OK… enough with the crazy math.

Arctic Sea Ice far below normal

Have you been wondering about the Arctic? We have not heard much about it this year.  Unfortunately the news only picks up on things when there are ‘new records’.  Here is the latest sea ice extent graph from the NSIDC.


You can see it is well below the 2 Standard Deviation zone which even though it is not a record, makes it an exceptionally low year in the grand scheme.  It is actually on track to be about the same as last year for September’s minimum.

That of course means heat will continue to be pumped into the high Arctic that would normally be reflected away by ice and snow.

Climate Inaction (including in BC) is dangerous.

I came across this graph put out by scientists writing at Climate Central this week in an article titled “Negative Emissions Key to Meeting 2°C Threshold”.


It is based on new research published here which states:

(I will post a quote and then explain it)

In summary, the chances of avoiding the 2° and especially the 1.5° temperature target are highly sensitive to the timing of climate mitigation

In other words, if we want to avoid dangerous warming (2ºC) or avoid warming that is likely to at least submerge several island nations and cause serious global harm (1.5ºC).  The time at which we start reducing CO2 emissions (‘mitigation’) matters a lot.

Current INDCs could not avoid 2° of warming without relying on substantially greater net negative emissions later in the century

INDCs refer to the emissions reductions Commitments made at Paris by the countries of the world.  So this quote means that those commitments would not be enough to avoid 2ºC of warming if we do not find a way to not only stop adding CO2 to the atmosphere before 2050, but also remove large amounts of CO2 from the atmosphere after that as well.

In order to achieve 2° with an RCP2.6 level of long-term carbon removal, 2030 net GHGEs must be reduced by 10% from 2015 levels, significantly more than the unconditional INDCs

This means that to even give us a chance at being able to remove enough CO2 to stay below 2ºC we would have to reduce emissions by 10% compared to 2015 levels by 2030.  The current plan from the world does not achieve that.  And for local context, the newly announced Climate Leadership Plan by the BC Government does not even set a 2030 reduction target.  Hardly leadership.  Emissions in BC may actually rise if that plan is followed.  If this was an example for the world, we would be on an irreversible pathway to very dangerous levels of warming and disruption.
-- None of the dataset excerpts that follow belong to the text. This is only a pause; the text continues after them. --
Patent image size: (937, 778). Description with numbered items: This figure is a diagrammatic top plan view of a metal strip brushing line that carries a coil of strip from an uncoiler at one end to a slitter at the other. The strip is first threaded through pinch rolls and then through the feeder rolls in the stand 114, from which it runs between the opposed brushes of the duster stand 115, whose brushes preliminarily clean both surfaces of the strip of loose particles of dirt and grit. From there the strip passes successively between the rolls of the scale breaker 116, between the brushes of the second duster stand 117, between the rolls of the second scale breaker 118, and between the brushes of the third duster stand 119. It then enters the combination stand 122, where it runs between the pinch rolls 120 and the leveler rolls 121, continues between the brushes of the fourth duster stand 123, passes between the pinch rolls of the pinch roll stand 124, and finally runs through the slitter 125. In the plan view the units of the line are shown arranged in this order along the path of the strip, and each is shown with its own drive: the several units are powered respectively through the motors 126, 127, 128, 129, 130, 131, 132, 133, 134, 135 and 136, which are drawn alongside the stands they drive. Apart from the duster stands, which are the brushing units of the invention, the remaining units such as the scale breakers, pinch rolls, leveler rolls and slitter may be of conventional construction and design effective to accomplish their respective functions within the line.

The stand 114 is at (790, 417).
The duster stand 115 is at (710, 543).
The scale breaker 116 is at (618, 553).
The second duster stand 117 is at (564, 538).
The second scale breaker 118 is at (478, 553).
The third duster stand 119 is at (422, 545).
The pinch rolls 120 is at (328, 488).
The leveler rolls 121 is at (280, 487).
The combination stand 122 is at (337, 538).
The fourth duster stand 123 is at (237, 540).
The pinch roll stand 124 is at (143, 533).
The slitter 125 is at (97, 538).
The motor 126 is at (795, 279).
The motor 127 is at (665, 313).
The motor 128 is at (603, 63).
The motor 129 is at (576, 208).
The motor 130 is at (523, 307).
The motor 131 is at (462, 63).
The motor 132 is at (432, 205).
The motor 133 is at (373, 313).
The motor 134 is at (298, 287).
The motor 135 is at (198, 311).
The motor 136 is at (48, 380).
You might say the word “irreversible” is too strong.  But I will give you this quote to back it up.

Avoiding 1.5° of warming altogether, even with immediate action, would require considerably greater effort—at least a 25% cut in effective global CO2 emissions from present-day levels by 2030, a rate of reduction which many would consider impossible.

The Canadian delegation in Paris made a lot of noise about 1.5ºC.  This latest research indicates actually avoiding 1.5ºC is considered by many people as impossible at this point because of the massive change needed.  Is it impossible?

One thing is for sure, we have waited too long.  We cannot afford to wait any longer to avoid 2ºC.  There is incredible opportunity available to us in the transition and in the result of a Fossil Fuel free economy.  But we must force our governments to act very strongly to make it happen.